Teacher said NOWAY....new grad hiring into ICU positions - page 3

So at clinicals today i expressed my desire to go into the critical care specialty after i graduated and she said theres no way new grads get ICU jobs....but everday i log on here i read about new... Read More

  1. by   Wolf at the Door
    Quote from HopefulNurse2011
    Good question, I've heard some hospitals charge a fine. Its not my first choice at this point.
    Correct example. Florida Hospital in Orlando charges $13,500 to be paid in full the next week if you quit or get fired while under their two year contract.
  2. by   HopefulNurse2011
    That's INSAANE!
  3. by   Wolf at the Door
    Quote from HopefulNurse2011
    That's INSAANE!
    Florida Hospital in Tampa charges $5000 fee. Orlando is almost three times as much. I don't get that at all. FL hospital considers that the cost of orientating a new grad.
  4. by   HopingICU
    I have been offered an STICU position and I graduate next week. SO it is possible. Very competitive! I don't have my official paper, but it should come soon. GL to you!
  5. by   JWOkStRN
    Quote from HopefulNurse2011
    Thanks everyone for your responses! So i been doing a little bit of research on hospitals in my area and all of the ones i researched has new residency programs. Some if not all require 2 year commitments (not a problem) One program which is at the hospital I want actually has a 2 year residency then an additional 2 year commitment.

    1. Can you be an employee at a hospital and get an externship at the same hospital? how would that work?

    2. I am getting a ADN (2nd degree, BA in biology) so the hospitals I am looking into accepts ADN graduates but would BSN grad really be looked upon first? I plan on including in my cover letter my goals of obtaining my BSN (hopefully i will already be accepted into one prior to applying)

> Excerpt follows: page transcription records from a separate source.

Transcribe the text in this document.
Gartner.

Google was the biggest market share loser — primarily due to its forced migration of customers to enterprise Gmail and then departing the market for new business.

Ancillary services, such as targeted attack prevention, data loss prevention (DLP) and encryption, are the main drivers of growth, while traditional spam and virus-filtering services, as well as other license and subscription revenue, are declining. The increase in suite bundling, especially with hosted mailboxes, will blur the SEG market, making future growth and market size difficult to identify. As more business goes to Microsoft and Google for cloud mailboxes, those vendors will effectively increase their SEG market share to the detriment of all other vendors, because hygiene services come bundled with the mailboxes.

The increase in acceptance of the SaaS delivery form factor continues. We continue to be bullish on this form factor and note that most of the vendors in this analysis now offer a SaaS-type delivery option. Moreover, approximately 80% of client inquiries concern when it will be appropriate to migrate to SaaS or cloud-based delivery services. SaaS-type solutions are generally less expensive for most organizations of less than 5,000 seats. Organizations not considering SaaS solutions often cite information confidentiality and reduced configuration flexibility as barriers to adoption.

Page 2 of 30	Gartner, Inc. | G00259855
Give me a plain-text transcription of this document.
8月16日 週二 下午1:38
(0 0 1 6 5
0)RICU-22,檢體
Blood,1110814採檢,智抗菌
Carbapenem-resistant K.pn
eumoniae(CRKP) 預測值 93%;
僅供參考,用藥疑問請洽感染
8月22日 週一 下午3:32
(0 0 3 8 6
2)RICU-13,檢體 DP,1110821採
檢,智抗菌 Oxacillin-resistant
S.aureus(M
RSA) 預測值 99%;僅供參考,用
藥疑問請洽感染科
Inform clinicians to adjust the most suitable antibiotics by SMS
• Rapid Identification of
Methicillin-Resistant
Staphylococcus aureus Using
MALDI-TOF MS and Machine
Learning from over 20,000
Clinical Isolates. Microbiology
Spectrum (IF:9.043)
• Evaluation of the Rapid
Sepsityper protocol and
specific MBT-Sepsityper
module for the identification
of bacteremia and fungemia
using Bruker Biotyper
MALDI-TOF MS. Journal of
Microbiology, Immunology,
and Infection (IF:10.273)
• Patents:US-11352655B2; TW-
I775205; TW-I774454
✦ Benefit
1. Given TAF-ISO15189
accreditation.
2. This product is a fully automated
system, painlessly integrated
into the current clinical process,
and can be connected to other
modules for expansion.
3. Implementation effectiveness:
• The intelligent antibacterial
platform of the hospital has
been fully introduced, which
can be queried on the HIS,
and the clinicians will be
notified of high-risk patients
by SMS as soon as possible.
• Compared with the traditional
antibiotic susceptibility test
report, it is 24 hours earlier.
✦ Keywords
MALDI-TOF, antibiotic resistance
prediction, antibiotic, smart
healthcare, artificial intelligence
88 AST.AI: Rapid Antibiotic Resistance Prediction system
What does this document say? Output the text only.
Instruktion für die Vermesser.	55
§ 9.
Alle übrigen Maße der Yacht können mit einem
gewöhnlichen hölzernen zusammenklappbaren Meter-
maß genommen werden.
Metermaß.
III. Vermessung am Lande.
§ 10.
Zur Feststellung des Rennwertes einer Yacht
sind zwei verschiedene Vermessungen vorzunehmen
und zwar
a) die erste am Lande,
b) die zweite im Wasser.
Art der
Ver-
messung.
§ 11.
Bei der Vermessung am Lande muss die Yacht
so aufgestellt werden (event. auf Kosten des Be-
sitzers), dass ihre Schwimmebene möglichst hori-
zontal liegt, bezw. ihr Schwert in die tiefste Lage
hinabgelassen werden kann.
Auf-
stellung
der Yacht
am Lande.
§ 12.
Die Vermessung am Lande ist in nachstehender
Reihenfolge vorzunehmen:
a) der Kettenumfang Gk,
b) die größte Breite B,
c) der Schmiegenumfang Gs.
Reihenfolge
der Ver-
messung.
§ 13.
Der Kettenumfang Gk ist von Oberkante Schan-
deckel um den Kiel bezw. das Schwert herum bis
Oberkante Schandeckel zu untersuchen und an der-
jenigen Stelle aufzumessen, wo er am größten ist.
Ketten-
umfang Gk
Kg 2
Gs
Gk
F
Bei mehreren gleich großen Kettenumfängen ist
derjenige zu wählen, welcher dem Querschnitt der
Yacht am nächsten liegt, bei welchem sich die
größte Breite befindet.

    3. I graduate July 2013 so when should i began making moves (securing a tech/assitant job, externships, etc)
    With regards to externing while already being an employee of the hospital, yes it is possible. I did it. I was a nurse tech in the MICU while I was in nursing school and before my last semester of school I applied for Externship. When I was selected for Externship, HR changed my position in the system to "Extern" during my Extern period. Them when I finished, they changed me back to nurse tech. I can't speak for other hospitals, I just know what was done at the medical center I work for. I ended up taking a job offer for the unit I externed in, as opposed to my "home unit" that I was a tech in. Hope that helps. Good luck.
  6. by   Hillarienic
    It is very possible. I'm a new grad without any nursing experience except for what I got in school, and I was just hired in a PICU. I have a B.S. in biology and have been working as a chemist for the past 7 years. I think you need to be in the right place at the right time. I went for what I wanted at a hiring event. The manager was impressed by my maturity at thought I would work out. However I don't think my situation is common so you might want to try get som experience in and ICU as an aid if you can. Also network at your clinicals (with nurses other than your instructor) and maybe even your insturtor can help you out with a good recommendation. Good luck with the search and your last year of school.
  7. by   nancy8888
    I do not agree. I think that a new grad should not work into a speciliaty unit. How can you learn your advanced skills if you have never learned your basic skills and your organizational skills? I work in an ICU and have worked with new grads. Some of these new grads had never placed a foley on a live human being? This is just wrong?
  8. by   barrettrn1
    I worked in a trauma ICU fresh out of school. I went through an extensive critical care internship and was placed with an excellent preceptor for several months. I was terrified after I got out of my internship, but the knowledge I gained was far more advanced than any 3 or 4 years of floor nursing could have ever accomplished.
  9. by   happyinillinois
    You stated your opinion, you don't think new grads are a good fit. You are entitled to your opinion just like everyone else is entitled to theirs.
    Last edit by Esme12 on Sep 21, '12
  10. by   Nurse_Jessie
    I'm currently in a residency program for the Trauma ICU at a hospital. It involves time precepting on the PCU with a lot of outside classes, including online ECCO classes, then a transfer to precepting on the ICU, then we'll be on our own. I also did my senior externship on an ICU unit, which I think was an important factor in helping me get the interview, as well as helping me learn essential skills.
  11. by   LifesAJourney
    It takes determination and you will succeed! I will be working in the same cardiothoracic icu I'm doing my senior practicum in. I have previous CNA (med/surg) and NT (icu) experiences and have a solid networking system. Having a senior practicum helps SIGNIFICANTLY in reducing the learning curve all new grads experience.